В одно из междодействии, утомленный духотой, я вышел с итальянцем подышать чистым воздухом, а кстати, завернул и в особую в театре караулку, где, в видах бережности от огня, разрешалось курить. Желающие здесь же имели обычай распивать принесенные из лавок прислугой и привезенные из дому бутылки венгерского и прочих вин. Мы покурили и вышли.
Вижу, на площади, у крыльца, стоит в кругу припевал граф Валерьян Зубов.
- Что мне декламаторские таланты и это вытьё вашего прославленного Дмитриевского! Ужли не постыл он вам? Вот Неточка Поморева - это другая статья... Так решено? - спросил он Трегубова.- У разъезда, господа,- объявил Зубов,- сперва аплодисменты, цветы,- а там... Более не расслышал. Взглянул на его румяное от экстаза, красивое и смеющееся, женоподобное лицо и вдруг увидел под буклей в ухе бриллиантовую сережку. Тут и вспомнилась мне Пашута. Все завертелось передо мной: офицеры, площадь, толпа, спешившая из караулки, экипажи, фонари.
- Вам бы, сударь,- сказал я, подойдя к графу,- не за актрисами гоняться.
Зубов смешался.
- Что вам угодно? - спросил он.- И кто вы такой? Не имею чести вас знать.
- А я вас доподлинно знаю,- ответил я,- не угодно ли на пару слов?
Он отошел со мной в сторону. Я назвал себя.
- Но в чем же ваша надобность ко мне? - спросил он.
- Час и место, государь мой, если вы памятуете, что есть честь?
- Дуэль? - спросил он вполголоса, покраснев.
Все его прихлебатели поотдвинулись при этом слове, и ни на ком нет лица.
- Что ж,- продолжал он,- я не прочь от сатисфакции; только не в таком месте, господин Бехтеев, конверсация; и притом убеждены ль вы доподлинно в моей токмо провинности? То было недоразумение, карнавальная шалость в масках, на пари... и притом не о вашей родственнице...
- Ни слова больше! Да или нет? - вскрикнул я, задрожав и хватаясь за шпагу.
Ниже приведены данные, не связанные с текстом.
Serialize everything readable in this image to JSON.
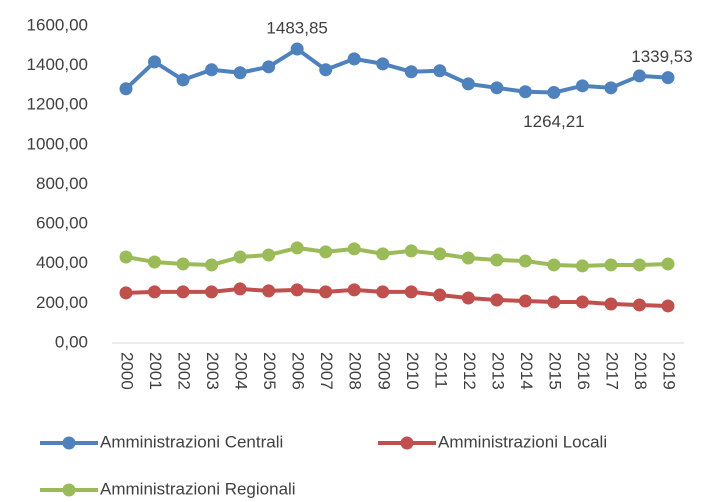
{
  "chart_data": {
    "type": "line",
    "x": [
      "2000",
      "2001",
      "2002",
      "2003",
      "2004",
      "2005",
      "2006",
      "2007",
      "2008",
      "2009",
      "2010",
      "2011",
      "2012",
      "2013",
      "2014",
      "2015",
      "2016",
      "2017",
      "2018",
      "2019"
    ],
    "series": [
      {
        "name": "Amministrazioni Centrali",
        "color": "#4f81bd",
        "values": [
          1283,
          1419,
          1328,
          1379,
          1364,
          1394,
          1483.85,
          1379,
          1434,
          1409,
          1369,
          1374,
          1308,
          1288,
          1268,
          1264.21,
          1298,
          1288,
          1348,
          1339.53
        ],
        "value_labels": [
          null,
          null,
          null,
          null,
          null,
          null,
          "1483,85",
          null,
          null,
          null,
          null,
          null,
          null,
          null,
          null,
          "1264,21",
          null,
          null,
          null,
          "1339,53"
        ]
      },
      {
        "name": "Amministrazioni Locali",
        "color": "#c0504d",
        "values": [
          253,
          258,
          258,
          258,
          273,
          263,
          268,
          258,
          268,
          258,
          258,
          242,
          227,
          217,
          212,
          207,
          207,
          197,
          192,
          187
        ]
      },
      {
        "name": "Amministrazioni Regionali",
        "color": "#9bbb59",
        "values": [
          434,
          409,
          399,
          394,
          434,
          444,
          480,
          460,
          475,
          450,
          465,
          450,
          429,
          419,
          414,
          394,
          389,
          394,
          394,
          399
        ]
      }
    ],
    "ylim": [
      0,
      1600
    ],
    "yticks": [
      {
        "value": 0,
        "label": "0,00"
      },
      {
        "value": 200,
        "label": "200,00"
      },
      {
        "value": 400,
        "label": "400,00"
      },
      {
        "value": 600,
        "label": "600,00"
      },
      {
        "value": 800,
        "label": "800,00"
      },
      {
        "value": 1000,
        "label": "1000,00"
      },
      {
        "value": 1200,
        "label": "1200,00"
      },
      {
        "value": 1400,
        "label": "1400,00"
      },
      {
        "value": 1600,
        "label": "1600,00"
      }
    ],
    "grid": false,
    "legend": "bottom"
  }
}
Чувствую, меня схватили сзади, отводя дальше от публики. Оглядываюсь - два незнакомых артиллериста, открыто ставшие за меня.
- Давно пора проучить зазнавшихся фаворитовых родичей и их друзей! - говорят они, пожимая мне руки.- Мы к вашим услугам.
Я им назвал себя и место моей стоянки. Они подошли к графу и к его сателлитам и условились о сроке и месте поединка. Установили драться вечером следующего дня на пистолетах за Калинкиной деревней.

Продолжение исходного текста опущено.